Can one be both blindingly honest and blindingly naive at the same time. When I listen to conservative voices speaking about the American project the concentration is on principle — freedom — and little about what it took to accomplish that freedom. There is talk of ousting tyrants but little or our own tyranny.
When I listen to the left I hear endless accounts of unforgivable American tyranny. We are nothing but murders and white supremacists. What we need to do is just admit this so that we can end this “great experiment” and return to sanity.
If you think that’s a stretch then you’re not reading the left’s material. They’re no longer the idealists, if they ever were. They don’t want peace and love. No longer is the grand goal drugs, sex, and rock and roll. If it every was.
Boston Review is being honest in Roxanne Dunbar-Ortiz’ piece “What White Supremacists Know.” She writes about the Indian wars and the horrors visited upon these people. We conservatives often do not read this material. It’s not to our liking. We have this tendency to think of ourselves and holding to a higher virtue and the rest is just details that will work toward these higher ends of freedom and personal flourishing. “The wars are over so let’s just go on from here” is the attitude. We can be far more utilitarian than we recognize. We don’t want to confess our sins.
One of the ironic defenses given at the Nuremberg trials was the question of moral authority. Specifically, is the United States morally justified in criticizing the Holocaust given what we had to do to conquer the continent in the previous century? It is a fair question. Yet it is no excuse for the horrors of the Nazi regime. The tragic irony is that we don’t see the truth value of the question. “Nazis bad, us good.” We like to be so black-and-white in our moral self-justification.
Dunbar-Ortiz unfortunately falls prey to the ugly stereotyping of today’s politic and refers to President Trump as a “vocal white nationalist president.” That argument is generally built around the misquote of what he said regarding the statues, not the rioters, in Charlottesville. Some do this misrepresentation intentionally. Others do it mistakenly, without reading the interview. But in either case it is patently false. When one writes for publication one hopes for better research and honesty. It’s not here.
The question of what Dunbar-Ortiz missed is the alternative. The follow-up would be this: Was there peace on the continent before the arrival of Europeans?
The native tribes on these continents were at war neither more nor less than any other nation. They held each other as slaves. They practiced human sacrifice at the level of the Canaanites and Carthaginians. There was no peace. The world has never been at peace.

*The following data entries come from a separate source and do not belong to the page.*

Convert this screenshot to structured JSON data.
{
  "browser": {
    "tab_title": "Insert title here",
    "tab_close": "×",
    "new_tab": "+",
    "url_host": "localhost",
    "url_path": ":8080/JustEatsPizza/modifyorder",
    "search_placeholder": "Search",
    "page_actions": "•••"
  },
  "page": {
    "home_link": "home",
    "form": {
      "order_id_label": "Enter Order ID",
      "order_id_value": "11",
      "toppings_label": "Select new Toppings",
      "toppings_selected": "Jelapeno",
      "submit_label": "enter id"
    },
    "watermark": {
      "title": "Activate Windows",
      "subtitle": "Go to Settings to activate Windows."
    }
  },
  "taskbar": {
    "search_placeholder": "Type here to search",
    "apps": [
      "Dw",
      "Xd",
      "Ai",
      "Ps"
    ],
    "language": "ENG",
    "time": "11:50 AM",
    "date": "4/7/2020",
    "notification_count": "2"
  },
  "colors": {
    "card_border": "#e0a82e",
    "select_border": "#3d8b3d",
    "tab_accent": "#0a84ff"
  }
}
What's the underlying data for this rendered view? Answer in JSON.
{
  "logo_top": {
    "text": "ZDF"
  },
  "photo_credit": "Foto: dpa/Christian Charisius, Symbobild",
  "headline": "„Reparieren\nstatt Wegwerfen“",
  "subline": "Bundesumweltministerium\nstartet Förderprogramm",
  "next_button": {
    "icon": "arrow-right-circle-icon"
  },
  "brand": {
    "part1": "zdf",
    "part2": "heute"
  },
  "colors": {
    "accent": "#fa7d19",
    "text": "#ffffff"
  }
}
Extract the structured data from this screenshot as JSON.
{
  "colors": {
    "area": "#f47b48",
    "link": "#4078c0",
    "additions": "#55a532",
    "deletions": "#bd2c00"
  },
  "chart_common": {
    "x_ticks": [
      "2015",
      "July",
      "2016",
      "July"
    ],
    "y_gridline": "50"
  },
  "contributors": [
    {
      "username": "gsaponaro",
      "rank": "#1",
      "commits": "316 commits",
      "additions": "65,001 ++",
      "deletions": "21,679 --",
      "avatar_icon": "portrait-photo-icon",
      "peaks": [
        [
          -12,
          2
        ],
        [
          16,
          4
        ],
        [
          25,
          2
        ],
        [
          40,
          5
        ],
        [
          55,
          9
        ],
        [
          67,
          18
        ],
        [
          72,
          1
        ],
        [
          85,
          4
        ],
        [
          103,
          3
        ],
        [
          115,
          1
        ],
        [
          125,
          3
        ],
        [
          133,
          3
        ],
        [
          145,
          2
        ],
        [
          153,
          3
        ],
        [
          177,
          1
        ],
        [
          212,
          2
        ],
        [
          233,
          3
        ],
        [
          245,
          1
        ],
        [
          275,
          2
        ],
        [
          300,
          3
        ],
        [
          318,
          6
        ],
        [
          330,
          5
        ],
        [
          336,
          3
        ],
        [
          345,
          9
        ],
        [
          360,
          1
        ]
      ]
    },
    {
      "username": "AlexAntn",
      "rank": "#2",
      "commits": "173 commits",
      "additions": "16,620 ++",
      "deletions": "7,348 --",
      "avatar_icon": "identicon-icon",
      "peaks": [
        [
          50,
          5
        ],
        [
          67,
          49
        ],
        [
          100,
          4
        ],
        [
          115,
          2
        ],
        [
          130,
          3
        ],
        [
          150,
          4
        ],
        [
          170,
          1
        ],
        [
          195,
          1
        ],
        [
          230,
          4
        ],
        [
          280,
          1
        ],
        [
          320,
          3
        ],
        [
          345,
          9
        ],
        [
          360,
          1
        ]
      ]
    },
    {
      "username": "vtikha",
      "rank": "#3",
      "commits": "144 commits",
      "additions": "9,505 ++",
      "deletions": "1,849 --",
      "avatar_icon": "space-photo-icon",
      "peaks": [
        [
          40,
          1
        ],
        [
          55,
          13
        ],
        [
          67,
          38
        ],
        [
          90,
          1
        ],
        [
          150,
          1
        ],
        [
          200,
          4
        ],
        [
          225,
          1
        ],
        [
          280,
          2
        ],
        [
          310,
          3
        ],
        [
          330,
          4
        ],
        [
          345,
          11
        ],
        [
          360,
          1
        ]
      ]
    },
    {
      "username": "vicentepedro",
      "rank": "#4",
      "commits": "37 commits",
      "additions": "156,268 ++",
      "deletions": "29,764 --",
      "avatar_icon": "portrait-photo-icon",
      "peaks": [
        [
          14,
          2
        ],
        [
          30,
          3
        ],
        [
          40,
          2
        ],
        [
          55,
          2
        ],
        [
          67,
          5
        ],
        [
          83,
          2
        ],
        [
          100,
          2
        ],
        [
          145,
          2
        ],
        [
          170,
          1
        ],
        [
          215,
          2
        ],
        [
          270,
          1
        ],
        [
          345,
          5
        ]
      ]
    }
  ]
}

Capitalism did not make the world a worse place. For that matter, capitalism was a creation of the movement away from church authority to the doctrine of self in the Renaissance and later. The church didn’t send Columbus over here. The church didn’t have ships. Those belonged to the capitalists. The church in Rome opposed capitalism. Martin Luther gave in and allowed that profit is good. (I don’t know where Calvin was on the question.)
Of course the church went along for the ride. But it was a ride on a train that had always existed. The only difference was that a new engine was pulling it. It used to be the power of the king as the engine of growth. Now it is the power of the bank as the engine of growth. What remains to be known is the morality of the conductor.
In short, we as humans can be quite naive. We forget that humans have always been a violent people. The truth value of Genesis 6:5 has not changed in the roughly 4,000 years since it was written: “Then the LORD saw that the wickedness of man was great on the earth, and that every intent of the thoughts of his heart was only evil continually.”
Dunbar-Ortiz’ leaves us with no alternative. “Us bad, then what?” That not a good scenario. It’s a criticism without a course, the language of revolution without an eschatos. If you unseat the boogeyman of white supremacism then what is its replacement? Is socialism a more just system? History does not bear that out.